К полудню приехал Рябой и привез троих. Как было заведено, новички ехали последнюю версту с завязанными глазами и теперь, щурясь, с изумлением оглядывали сказочный терем, озеро и все окружение. Черный Атаман наблюдал за ними из стрельчатого окна.
Ни люди, ни предстоящий разговор не вызывали в нем никаких чувств. ОН искусственно попытался вернуть себе потребную настороженность, звериную остроту восприятия, которая и позволила ему когда-то пройти по грани безумия и выжить в Сибири – этом нечеловеческом, полном изначальных земляных сил мире, предельно равнодушном не только к отдельной человеческой судьбе, но и ко всей человеческой массе разом. Однако чувства не возвращались, и все тело казалось каким-то хрупким и звонким, не плотским совершенно, словно он, не заметив того, поменялся местами со своим отражением в зеркале.
– Отчего же теперь собрались, а, братцы? – голос звучал фальшиво и своей откровенной неестественностью пугал даже его самого. Алмазные лучи безумия ощутительно вылетали из глаз и щекотали роговицу. Мужики (двое в годах, а один – еще совсем зеленый, почти мальчик) ежились и переступали сбитыми сапогами. Как Варвара посмела уехать? Сейчас, когда у него опять кризис и нужда в ней?!
– Слыхали, что Сохатый снова в наших краях, к тебе прибился, а с ним – знакомцы давние…
Нелепый и опасный, как поднятый из берлоги медведь. Кныш – фамилия или кличка? Скорее, последнее.
– Так ли? Рябой говорит, ты с Воропаевым накоротке был, а вовсе не с Никанором.
– Правду говорите, – мужик опустил голову. То, что он не стал врать и отпираться, сразу расположило к нему Черного Атамана. – Как Климентия Тихоныча порешили (Кныш тактично не упомянул о том, кто именно порешил старого атамана), так мы с Фокой в тайгу подались.
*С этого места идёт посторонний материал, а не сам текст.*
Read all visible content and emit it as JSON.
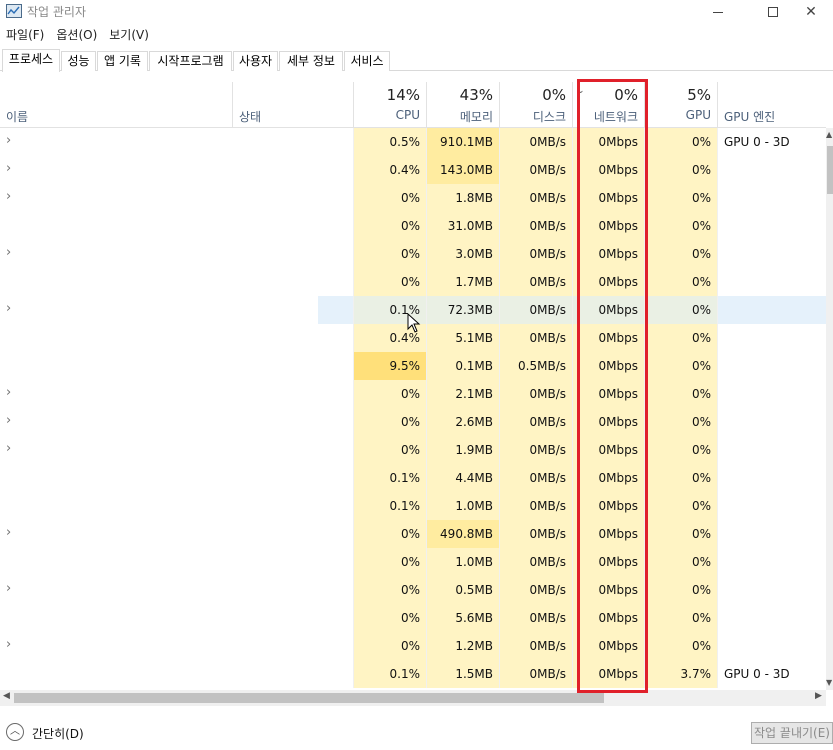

После я на Выселках жил, с бабой, нанимался там… на вскрышку торфа, – на лице Кныша отразилось столь явное отвращение к честному труду, что Сергей едва удержал смех. – В общем, не выходит у меня… тоска гложет… А тут еще племяш подбивает, – мужик кивнул в сторону потупившегося от смущения подростка. – Давай, дядька Кныш, да давай… Старому был годен, глядишь, и новому атаману на что сгодишься…
– Понятно, – протянул Черный Атаман и кинул быстрый взгляд в сторону юноши. – Как звать?
– Власом.
– «А как же зовут тебя, крошечка?
Власом.
А кой тебе годик?
Шестой миновал.
– Но, мертвая! – крикнул малюточка басом.
Рванул под уздцы и быстрей зашагал…»
Помолчали. Мужики стояли, прикрыв глаза, как провинившиеся, но неусмиренные лошади. Сергею захотелось схватить кнут и выгнать всех прочь.
– Это чего же? – спросил наконец крошечка-Влас.
С Черным Атаманом иногда случались приступы предвидения. Например, сейчас он совершенно отчетливо увидел, что отныне юношу будут звать именно так – Крошечка.
– Это Некрасов, болваны, – устало сказал он. – Великий русский поэт, певец народной вольности. – А ты? – он мазнул беглым взглядом по третьему новичку.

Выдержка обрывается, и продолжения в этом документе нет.